Global sensitivity analysis can be used to identify and rank variables importance (sensitivities) for design objectives and constraints, where the solution space is sampled and a linear regression model is normally adopted in the stepwise manner. The relative importance of variables can be examined by three indicators: the order of variables entry into the linear regression model; the absolute values of the standardized regression coefficients or their rank transformation coefficients; and the size of the R2 changes (coefficient of determination) attributable to additional variables at each step. However, the robustness of the linear regression model constructed from a stepwise regression is related to the choice of procedure options, e.g. the set of samples and data formulation.

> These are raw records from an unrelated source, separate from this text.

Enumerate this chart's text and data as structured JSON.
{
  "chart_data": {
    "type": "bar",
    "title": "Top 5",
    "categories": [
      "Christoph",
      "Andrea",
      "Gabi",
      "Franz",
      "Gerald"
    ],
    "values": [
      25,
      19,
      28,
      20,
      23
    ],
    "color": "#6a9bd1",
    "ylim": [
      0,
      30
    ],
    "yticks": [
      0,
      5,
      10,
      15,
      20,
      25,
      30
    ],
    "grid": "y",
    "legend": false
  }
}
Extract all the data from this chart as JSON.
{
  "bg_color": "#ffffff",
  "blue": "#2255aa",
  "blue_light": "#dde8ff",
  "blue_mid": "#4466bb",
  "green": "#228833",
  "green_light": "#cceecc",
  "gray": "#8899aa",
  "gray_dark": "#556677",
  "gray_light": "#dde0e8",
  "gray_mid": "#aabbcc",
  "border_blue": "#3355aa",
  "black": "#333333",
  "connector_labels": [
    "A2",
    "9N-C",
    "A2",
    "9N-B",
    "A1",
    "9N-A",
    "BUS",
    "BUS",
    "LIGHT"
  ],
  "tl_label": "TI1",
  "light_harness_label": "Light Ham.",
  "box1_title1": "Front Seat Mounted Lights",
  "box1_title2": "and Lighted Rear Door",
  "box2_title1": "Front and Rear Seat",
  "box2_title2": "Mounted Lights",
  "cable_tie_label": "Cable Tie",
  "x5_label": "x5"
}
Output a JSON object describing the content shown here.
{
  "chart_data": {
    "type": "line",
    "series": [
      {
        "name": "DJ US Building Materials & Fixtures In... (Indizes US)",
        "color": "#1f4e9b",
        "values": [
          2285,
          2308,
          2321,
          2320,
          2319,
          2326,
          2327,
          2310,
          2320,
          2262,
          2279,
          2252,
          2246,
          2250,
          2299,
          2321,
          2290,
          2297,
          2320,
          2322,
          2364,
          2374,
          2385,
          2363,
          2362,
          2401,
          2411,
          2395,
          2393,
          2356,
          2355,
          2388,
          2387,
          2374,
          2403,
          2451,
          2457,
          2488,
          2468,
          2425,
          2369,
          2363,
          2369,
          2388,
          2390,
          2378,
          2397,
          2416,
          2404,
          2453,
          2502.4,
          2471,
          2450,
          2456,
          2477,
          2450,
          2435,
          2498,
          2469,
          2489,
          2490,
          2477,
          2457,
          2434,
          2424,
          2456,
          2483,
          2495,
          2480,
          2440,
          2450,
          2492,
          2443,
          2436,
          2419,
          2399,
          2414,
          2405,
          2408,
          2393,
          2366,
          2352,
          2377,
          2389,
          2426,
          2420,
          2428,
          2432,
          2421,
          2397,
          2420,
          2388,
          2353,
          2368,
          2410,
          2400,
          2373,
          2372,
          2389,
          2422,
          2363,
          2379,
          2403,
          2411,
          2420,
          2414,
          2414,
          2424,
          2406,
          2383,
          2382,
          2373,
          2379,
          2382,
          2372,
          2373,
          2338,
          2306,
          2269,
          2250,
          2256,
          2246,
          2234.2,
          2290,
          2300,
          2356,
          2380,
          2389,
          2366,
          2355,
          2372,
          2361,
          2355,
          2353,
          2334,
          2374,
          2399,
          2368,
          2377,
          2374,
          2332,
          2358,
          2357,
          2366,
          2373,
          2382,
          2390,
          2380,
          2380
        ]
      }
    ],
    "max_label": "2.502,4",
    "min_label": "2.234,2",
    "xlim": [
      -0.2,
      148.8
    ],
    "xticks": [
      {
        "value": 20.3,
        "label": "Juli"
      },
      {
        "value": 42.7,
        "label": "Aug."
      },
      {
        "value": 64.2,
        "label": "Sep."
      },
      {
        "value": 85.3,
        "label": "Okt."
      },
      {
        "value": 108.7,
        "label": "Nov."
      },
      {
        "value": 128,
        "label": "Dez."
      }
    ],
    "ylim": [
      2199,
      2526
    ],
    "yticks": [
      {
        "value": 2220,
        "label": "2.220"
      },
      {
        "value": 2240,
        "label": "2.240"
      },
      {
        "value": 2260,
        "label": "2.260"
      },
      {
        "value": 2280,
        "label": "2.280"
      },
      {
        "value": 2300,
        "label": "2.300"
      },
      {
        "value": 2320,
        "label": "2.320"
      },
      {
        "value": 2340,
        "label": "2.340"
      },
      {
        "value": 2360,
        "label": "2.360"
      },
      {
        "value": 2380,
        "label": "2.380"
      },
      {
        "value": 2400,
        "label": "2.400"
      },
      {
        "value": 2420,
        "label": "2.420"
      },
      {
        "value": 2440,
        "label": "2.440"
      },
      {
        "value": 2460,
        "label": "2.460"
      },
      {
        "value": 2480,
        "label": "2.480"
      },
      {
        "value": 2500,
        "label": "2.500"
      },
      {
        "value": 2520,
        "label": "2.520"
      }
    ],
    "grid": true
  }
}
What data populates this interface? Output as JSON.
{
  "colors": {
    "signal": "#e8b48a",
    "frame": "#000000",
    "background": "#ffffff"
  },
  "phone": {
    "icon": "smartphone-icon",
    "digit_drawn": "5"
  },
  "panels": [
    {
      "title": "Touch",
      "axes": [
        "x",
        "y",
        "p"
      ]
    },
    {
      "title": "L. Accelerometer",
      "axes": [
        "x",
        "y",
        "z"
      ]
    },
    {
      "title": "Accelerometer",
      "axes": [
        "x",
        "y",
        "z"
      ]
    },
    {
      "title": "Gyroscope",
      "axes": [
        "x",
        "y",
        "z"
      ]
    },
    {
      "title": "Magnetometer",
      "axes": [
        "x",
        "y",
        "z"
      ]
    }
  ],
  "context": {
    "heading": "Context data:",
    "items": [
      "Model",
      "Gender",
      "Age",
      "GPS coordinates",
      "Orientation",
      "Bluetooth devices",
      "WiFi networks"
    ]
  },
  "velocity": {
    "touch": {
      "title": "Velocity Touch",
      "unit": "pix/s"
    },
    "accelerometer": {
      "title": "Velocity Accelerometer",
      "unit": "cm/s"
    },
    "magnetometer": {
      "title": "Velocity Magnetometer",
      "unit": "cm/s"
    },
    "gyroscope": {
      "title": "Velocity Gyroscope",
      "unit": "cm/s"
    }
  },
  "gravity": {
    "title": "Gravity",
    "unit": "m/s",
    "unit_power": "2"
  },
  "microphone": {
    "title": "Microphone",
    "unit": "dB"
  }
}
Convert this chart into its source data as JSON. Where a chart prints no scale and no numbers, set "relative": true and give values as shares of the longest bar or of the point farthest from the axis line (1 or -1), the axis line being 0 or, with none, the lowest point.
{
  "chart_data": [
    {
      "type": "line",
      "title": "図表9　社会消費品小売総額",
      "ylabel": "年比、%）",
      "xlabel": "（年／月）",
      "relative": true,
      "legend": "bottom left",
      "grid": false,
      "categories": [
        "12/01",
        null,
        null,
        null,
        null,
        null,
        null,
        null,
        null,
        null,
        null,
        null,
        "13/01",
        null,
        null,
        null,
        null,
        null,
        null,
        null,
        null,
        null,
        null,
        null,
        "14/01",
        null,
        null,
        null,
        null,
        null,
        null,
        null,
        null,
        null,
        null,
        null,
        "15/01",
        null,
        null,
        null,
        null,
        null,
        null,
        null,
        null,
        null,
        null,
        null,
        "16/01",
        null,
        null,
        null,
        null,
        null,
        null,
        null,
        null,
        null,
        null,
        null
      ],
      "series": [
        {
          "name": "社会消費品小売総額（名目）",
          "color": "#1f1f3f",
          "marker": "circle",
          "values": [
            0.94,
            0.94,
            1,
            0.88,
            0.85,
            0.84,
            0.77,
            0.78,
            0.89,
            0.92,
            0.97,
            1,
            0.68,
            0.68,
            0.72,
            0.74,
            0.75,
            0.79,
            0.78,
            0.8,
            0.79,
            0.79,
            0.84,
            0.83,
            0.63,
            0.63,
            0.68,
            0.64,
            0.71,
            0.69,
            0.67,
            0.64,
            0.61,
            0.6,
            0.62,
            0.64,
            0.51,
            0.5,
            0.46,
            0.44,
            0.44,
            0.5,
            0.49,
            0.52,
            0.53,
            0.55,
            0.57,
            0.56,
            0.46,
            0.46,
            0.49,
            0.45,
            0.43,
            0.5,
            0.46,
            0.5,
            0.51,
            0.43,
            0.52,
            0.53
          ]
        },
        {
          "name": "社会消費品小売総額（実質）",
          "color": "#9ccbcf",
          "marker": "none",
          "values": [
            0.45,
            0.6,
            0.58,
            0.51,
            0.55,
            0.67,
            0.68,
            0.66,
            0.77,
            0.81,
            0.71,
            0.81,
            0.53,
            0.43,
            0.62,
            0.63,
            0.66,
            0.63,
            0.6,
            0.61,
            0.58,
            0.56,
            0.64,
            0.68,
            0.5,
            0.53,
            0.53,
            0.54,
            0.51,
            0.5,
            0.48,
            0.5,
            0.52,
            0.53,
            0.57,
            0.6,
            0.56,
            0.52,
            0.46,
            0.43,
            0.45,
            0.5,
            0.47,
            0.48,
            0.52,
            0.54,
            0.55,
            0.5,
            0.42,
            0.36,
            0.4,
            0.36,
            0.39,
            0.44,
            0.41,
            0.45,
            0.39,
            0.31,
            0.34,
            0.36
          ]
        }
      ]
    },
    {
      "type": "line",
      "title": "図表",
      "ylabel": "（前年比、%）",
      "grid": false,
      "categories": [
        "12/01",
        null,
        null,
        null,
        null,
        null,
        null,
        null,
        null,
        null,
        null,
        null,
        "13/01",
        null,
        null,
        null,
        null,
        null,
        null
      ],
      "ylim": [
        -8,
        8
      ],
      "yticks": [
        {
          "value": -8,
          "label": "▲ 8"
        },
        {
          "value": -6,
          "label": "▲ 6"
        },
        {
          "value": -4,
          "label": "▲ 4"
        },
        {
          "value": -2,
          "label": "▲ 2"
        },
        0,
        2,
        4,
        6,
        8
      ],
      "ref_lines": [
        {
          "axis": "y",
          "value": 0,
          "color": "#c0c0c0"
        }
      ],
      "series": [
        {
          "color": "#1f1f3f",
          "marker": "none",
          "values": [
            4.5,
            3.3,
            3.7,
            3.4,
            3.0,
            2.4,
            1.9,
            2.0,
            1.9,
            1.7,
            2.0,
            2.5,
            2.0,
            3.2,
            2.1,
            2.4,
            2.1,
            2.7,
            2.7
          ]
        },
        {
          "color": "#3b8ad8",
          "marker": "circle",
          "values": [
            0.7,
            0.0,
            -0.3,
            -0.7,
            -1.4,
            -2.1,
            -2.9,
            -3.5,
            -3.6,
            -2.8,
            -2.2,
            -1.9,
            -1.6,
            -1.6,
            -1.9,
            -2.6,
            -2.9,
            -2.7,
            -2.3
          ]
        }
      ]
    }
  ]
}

Different procedure options could lead to different linear regression models, and therefore influence the indication of variables global sensitivities. Thus, this paper investigates the extent to which the procedure options of a stepwise regression can influence the indication of variables global sensitivities, measured by three different sensitivity indicators, for energy demand, capital costs and solution infeasibility, when using both the randomly generated samples and the biased solutions obtained at the start of a multi-objective optimization process (based on NSGA-II). It concludes that the most important variables are always ranked on the top no matter the choice of procedure options, but it is better to adopt both the entry-orders of variables and their standardized (rank) regression coefficients or the contributions to R2 changes, to provide robust orderings of variables importance, for design objectives and constraints. Moreover, when the sample size is smaller, re-generated separate set of samples for sensitivity analysis can avoid misleading variables importance, especially for the variables ranked in the middle. Finally, to improve computational efficiency, this paper concludes that the first 100 solutions obtained from a multi-objective optimization can be used to perform global sensitivity analysis, to identify the important variables for design objectives.